Das Staatsoberhaupt besucht zunächst ab 9.30 Uhr den Campus Zweibrücken der Hochschule Kaiserslautern und das benachbarte IT-Unternehmen „Comlet Verteilte Systeme GmbH“. Hochschule wie Comlet stehen auf Konversionsgelände (ehemalige US-Kaserne). Die Mainzer Staatskanzlei, die wie üblich dem Bundespräsidenten Vorschläge für seinen Besuch gemacht hatte, begründete diese Auswahl auf Merkur-Anfrage außerdem damit, dass Comlet „eine innovative Ausgründung von Professoren der Fachhochschule“ sei und „für zukunftsfähige Arbeitsplätze“ stehe, deutschlandweit sind es über 80. „Die enge Verbindung zwischen dem Entwicklungsdienstleister im Bereich Embedded Systems und der Hochschule ermöglicht es, innovative Forschung und industrielle Praxis zu verknüpfen.“

Nach dem Comlet-Besuch folgt an der Hochschule in der Ex-Militär-Kapelle eine Gesprächsrunde zum Thema „Wirtschaftsstandort Konversionsfläche – Situation und Ausblick“, unter anderem mit Ministerpräsidentin Malu Dreyer (die bei allen Stationen Steinmeiers dabei ist) und Hochschul-Präsident Hans-Joachim Schmidt, der Steinmeiers Besuch als „eine ganz außergewöhnlich große Ehre“ für die Hochschule empfindet. Steinmeier werden verschiedene Forschungsprojekte vorgestellt.



Die Nahversorgung im ländlichen Raum ist ab 11.30 Uhr Thema im Dorfladen von Großsteinhausen, „Sonjas Lädchen“.

Ab 12 Uhr stehen in der Grundschule Bottenbach lokale Bildungskooperationen und die Wissensvermittlung zu gesunder Ernährung im Mittelpunkt, konkret das Projekt „Ernährungsführerschein“ des Landfrauenverbands Pfalz.

Ab 16 Uhr informiert sich der Bundespräsident bei einem Rundgang durch Rumbach über Initiativen der Einwohner zur Entwicklung ihres Dorfes und gibt ab 18 Uhr im Dorfgemeinschaftshaus einen Empfang für Ehrenamtliche aus der Region, Steinmeier hält eine Ansprache.

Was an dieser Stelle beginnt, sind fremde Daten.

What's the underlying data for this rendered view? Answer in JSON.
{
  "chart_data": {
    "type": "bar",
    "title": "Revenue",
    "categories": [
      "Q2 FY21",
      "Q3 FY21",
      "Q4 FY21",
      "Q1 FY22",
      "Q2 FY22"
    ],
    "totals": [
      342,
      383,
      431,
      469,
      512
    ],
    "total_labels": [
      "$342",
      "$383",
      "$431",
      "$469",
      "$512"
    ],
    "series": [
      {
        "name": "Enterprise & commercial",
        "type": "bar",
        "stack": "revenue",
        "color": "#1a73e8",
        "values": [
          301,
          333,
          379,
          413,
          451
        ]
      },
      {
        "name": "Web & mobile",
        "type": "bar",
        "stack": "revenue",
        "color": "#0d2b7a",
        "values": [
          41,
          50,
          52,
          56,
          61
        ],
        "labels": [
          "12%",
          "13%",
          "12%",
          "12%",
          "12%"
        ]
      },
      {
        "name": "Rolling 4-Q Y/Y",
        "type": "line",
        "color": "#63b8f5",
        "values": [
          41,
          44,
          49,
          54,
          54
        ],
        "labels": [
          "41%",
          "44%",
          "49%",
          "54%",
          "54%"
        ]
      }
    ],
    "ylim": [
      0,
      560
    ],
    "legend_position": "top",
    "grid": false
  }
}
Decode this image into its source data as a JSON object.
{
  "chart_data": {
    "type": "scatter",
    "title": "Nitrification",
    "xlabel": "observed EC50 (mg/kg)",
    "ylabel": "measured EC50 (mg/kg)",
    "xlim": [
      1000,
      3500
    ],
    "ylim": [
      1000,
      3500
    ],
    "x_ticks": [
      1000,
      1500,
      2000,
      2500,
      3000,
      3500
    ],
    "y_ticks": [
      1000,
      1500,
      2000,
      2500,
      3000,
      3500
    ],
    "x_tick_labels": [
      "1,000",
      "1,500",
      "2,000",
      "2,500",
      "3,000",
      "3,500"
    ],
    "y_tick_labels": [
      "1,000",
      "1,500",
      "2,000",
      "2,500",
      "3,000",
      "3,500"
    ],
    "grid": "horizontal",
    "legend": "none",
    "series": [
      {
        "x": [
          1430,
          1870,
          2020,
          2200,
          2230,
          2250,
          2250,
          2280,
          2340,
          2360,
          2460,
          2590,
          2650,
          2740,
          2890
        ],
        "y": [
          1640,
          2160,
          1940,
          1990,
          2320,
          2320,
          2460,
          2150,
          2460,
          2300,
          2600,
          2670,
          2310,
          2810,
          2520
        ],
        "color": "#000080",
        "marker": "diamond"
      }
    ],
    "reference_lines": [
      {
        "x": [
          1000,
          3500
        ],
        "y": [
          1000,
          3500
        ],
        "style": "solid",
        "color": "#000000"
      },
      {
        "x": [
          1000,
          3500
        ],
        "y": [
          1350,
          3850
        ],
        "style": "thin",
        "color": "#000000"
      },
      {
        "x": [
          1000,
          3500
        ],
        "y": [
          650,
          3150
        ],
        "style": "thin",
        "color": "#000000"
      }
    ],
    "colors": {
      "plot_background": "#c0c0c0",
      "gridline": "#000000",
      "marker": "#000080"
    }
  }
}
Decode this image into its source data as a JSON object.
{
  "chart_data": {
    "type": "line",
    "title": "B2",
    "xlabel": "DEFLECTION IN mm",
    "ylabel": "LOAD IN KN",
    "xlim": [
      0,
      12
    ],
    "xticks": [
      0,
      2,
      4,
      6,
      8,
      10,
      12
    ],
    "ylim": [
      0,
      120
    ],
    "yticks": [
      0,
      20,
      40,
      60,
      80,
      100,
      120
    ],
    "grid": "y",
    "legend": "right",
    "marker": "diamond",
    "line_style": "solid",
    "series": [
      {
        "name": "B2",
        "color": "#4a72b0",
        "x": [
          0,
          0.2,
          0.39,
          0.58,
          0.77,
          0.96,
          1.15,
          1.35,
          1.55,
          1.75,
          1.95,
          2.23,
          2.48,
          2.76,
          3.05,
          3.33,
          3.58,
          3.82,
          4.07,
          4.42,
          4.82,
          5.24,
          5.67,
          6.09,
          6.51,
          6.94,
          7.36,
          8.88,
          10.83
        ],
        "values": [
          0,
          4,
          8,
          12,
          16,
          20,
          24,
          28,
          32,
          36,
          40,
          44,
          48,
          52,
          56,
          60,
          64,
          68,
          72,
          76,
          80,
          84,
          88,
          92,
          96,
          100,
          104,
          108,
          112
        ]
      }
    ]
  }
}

Bei seiner Reihe „Land in Sicht – Zukunft ländlicher Räume“ geht es Steinmeier laut Bundespräsidialamt um persönliche Eindrücke „vom Engagement der Menschen für den gesellschaftlichen Zusammenhalt“ in den besuchten Regionen, um Entwicklungspotenziale der mittelständischen Wirtschaft, Chancen der Digitalisierung für das Zusammenleben auf dem Land, die Schul- und Betreuungssituation in kleinen Kommunen, flexible Verkehrsinfrastrukturen, umfassende Kulturarbeit sowie eine tragfähige Energie- und Gesundheitsversorgung.

Anflug: Entgegen Gerüchten in Zweibrücker Facebook-Gruppen landet der Bundespräsident nicht in Saarbrücken, sondern in Rheinland-Pfalz, sagten Staatskanzlei und Bundespräsidialamt auf Merkur-Anfrage, verrieten den Landeort (eventuell auch per Hubschrauber) aber aus Sicherheitsgründen nicht.